I have come across scenarios, we planned everything and tried our best to execute it as per plan. All the team members and resources were almost occupied all the time, still we didn’t get the desired output.

I am sure, I am not the only person, who faced such problems. Not only once, couple of times or even quite often.

We need to find out what went wrong and how do we fix it.

setting company goal photo for blog by Panorbit Video Production Company

Let’s start from beginning to understand the purpose, problem and then to solution. Without proper finances the vision and ambition of company will go nowhere. Hence, for me :

Goal of the company : Making Money.

How do we achieve that : To make money by increasing net profit at the same time increasing return on investment, and simultaneously increasing cash flow.

How do we measure that? 

  1. Throughput: Throughput is the rate at which system generates money through sales. Here the important point to note is “through sales – not production”.
  2. Inventory : Inventory is all the money that the system has invested in purchasing things which it intends to sell.
  3. Operational Expense: Operational expense is all the money the system spends in order to turn inventory into throughput.

One important thing we miss out most of the times, is getting confused with the goal of company. Often, We get confused, what is more important, “Efficiency or Making money”. Most of the time our struggle for high efficiency takes us in the opposite direction of our goal.

Illusion:

One harsh reality is “A company in which everyone is working all the time is very inefficient”. Yes, you read it right, keeping all the resources occupied all the times may not yield in best efficiency. Things which look efficient may not be doing the productive work at all. This method may result in excess inventory, but the goal is not increasing inventory but to increase throughput. 

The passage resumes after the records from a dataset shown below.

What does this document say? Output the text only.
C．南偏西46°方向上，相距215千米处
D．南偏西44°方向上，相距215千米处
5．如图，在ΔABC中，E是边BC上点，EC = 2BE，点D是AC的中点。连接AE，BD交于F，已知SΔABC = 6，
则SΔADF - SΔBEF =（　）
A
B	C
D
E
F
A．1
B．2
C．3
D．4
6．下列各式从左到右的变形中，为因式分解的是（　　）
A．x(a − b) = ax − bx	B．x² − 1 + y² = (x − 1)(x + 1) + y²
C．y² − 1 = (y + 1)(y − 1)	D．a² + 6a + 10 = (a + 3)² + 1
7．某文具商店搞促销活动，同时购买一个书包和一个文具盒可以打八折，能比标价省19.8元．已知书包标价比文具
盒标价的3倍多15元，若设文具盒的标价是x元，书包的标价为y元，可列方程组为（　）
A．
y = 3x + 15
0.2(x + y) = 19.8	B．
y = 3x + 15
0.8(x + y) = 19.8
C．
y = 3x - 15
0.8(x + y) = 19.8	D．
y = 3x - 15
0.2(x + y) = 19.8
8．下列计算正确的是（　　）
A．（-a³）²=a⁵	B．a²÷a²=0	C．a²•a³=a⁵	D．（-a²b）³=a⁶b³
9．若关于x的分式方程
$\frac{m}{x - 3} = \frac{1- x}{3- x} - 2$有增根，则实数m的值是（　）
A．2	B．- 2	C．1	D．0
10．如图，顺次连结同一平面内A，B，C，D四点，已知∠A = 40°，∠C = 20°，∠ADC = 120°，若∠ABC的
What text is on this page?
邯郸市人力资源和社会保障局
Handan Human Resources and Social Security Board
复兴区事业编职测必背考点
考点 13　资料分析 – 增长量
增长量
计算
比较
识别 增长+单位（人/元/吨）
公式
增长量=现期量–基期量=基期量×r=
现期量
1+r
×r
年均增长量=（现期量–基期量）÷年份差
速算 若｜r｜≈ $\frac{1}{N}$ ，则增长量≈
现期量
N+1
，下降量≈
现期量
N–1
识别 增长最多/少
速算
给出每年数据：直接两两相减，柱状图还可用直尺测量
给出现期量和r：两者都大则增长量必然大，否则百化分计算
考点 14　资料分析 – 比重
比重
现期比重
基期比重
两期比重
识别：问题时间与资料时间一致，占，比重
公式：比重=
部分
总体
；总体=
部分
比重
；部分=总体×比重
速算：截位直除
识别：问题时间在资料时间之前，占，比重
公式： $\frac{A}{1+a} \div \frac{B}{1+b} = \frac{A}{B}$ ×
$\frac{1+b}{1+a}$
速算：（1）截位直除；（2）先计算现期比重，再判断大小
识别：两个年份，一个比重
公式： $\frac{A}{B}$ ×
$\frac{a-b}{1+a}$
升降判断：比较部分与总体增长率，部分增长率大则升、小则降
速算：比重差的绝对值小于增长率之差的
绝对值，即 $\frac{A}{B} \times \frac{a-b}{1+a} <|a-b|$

Let me explain this part, for any product process there are multiple sub components processes are involved. A systems efficiency is defined by its least efficient component, which could be referred as bottleneck. Any system’s throughput can never be higher than its bottleneck’s efficiency. And if other components are more efficient than bottleneck, either they are not contributing to the throughput or they are hindering the throughput. They are just increasing the inventory and thereby increasing the cost for the company. That is why I had mentioned earlier, sometimes just by focusing on efficiency of individual process/component, we miss out the overall goal of company. 

Approach:

The 5 steps Approach to handle such situations could be the following :

  1. Identify the system’s bottleneck.
  2. Decide how to exploit the bottleneck (improve the efficiency of bottleneck and throughput will increase).
  3. Subordinate everything else to above decision (making sure everything else marches to the tune of the constraints).
  4. Elevate the system’s bottleneck (any extra support can be brought in to reduce the stress on bottleneck).
  5. Warning!!! If in the previous step if a bottleneck has been broken or something else has become bottleneck now then go back to step 1.

I wish I would have learnt these lessons a bit earlier in life. First of all thanks to “Eliyahu M. Goldratt” for writing an amazing book called “The Goal: A Process of Ongoing Improvement”. This book helped me learn these lessons a bit faster. I strongly recommend this book to all the Entrepreneurs and Operations heads.

According to you, what is the goal of a company and how do you achieve it? Do share your views on the same.